T cells (green) attaching to antigen presenting cells (red) resulting in formation of cytosolic protein clusters (yellow) that induce T cell activation. 

Investigating lymphocyte activation is a critical aspect of immunological research that aims to understand the intricate mechanisms governing the immune response. Researchers investigate the process of lymphocyte activation to unravel the molecular pathways, receptors, and signaling cascades involved in triggering an immune response. By studying how lymphocytes are activated, we can gain insights into how the immune system combats cancer and develop better cancer-targeting therapies.

Lymphocytes such as T cells are key component of the immune system and play a pivotal role in recognizing and killing cancer cells. T cells express the T cell receptor (TCR) on the cell surface. TCR binding to an antigen presented by antigen presenting cells (APCs) leads to a signaling cascade that ends of activation of transcription factor NF-kB. We use imaging and biochemical tools to discover the mechanism of TCR signaling to NF-kB.

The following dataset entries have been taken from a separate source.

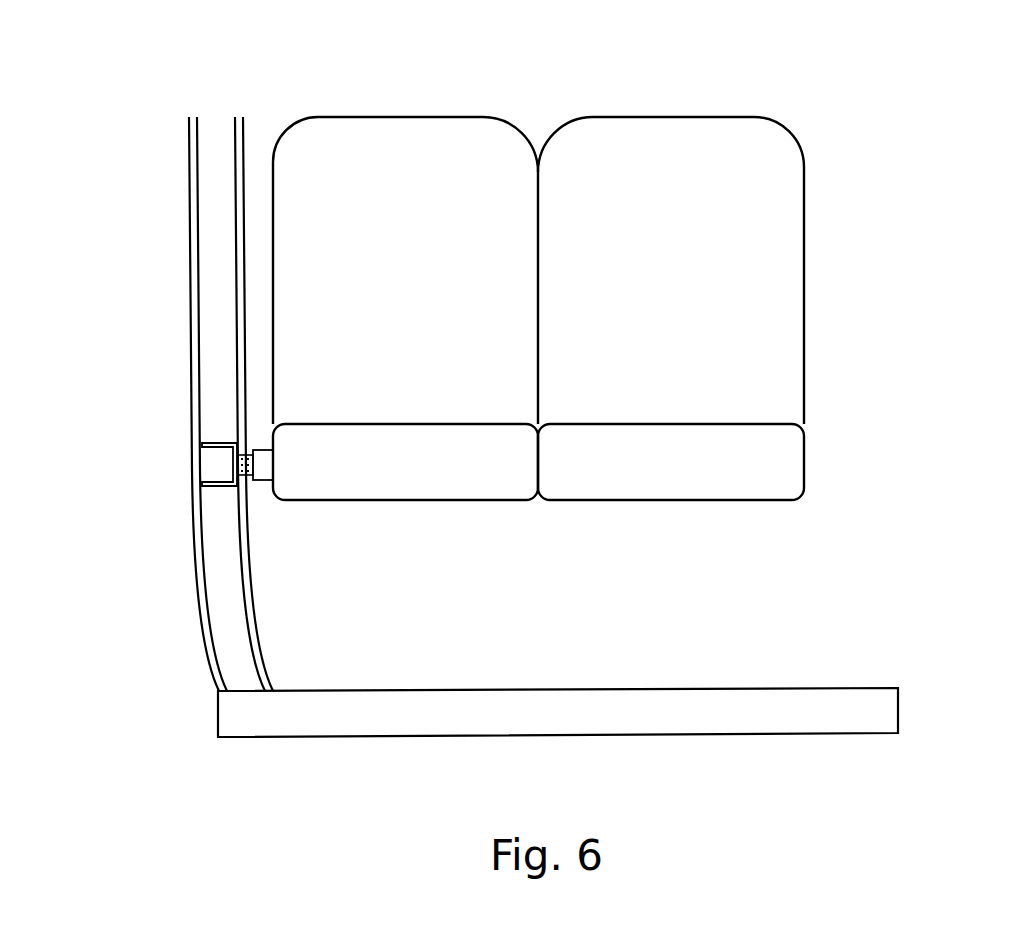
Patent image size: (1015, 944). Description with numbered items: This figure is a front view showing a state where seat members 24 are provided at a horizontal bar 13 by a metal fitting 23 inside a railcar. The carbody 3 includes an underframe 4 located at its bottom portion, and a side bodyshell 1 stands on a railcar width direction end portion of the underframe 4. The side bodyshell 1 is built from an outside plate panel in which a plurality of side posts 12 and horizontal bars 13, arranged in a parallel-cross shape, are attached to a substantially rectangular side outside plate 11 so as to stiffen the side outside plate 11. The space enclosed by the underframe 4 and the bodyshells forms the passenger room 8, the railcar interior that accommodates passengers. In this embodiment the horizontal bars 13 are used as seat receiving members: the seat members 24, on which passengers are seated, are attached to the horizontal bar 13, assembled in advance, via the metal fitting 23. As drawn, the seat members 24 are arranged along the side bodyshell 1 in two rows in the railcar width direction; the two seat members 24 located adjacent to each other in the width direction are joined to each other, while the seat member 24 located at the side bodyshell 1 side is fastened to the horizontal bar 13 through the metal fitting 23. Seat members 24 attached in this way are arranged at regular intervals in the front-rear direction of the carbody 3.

The side bodyshell 1 is at (174, 391).
The carbody 3 is at (630, 322).
The underframe 4 is at (562, 735).
The passenger room 8 is at (518, 609).
The side outside plate 11 is at (197, 316).
The side post 12 is at (215, 268).
The horizontal bar 13 is at (220, 443).
The metal fitting 23 is at (240, 462).
The seat member 24 is at (418, 488).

TCR signaling triggers the activation of various intracellular kinases, leading to the recruitment and activation signaling proteins such as PKC, CARMA1, BCL10, MALT1. The BCL10-MALT1 signaling complex activates another set of kinases called IKK which ultimately signals to NF-kB. NF-kB. NF-kB is a transcription factor that, which translocates to the cell nucleus and induce the expression of genes involved in T cell proliferation, cytokine production, and effector function. 

























The TCR to NF-kB pathway is a complex and tightly regulated process, ensuring that T cell activation occurs only when warranted and that the immune response is appropriately tailored to the specific antigen encountered. Dysregulation of this pathway can lead to immune-related disorders, autoimmune diseases, or impaired immune responses to infections and cancers. Understanding the intricacies of this pathway has significant implications for the development of immunotherapies and treatments aimed at modulating T cell responses in various disease contexts.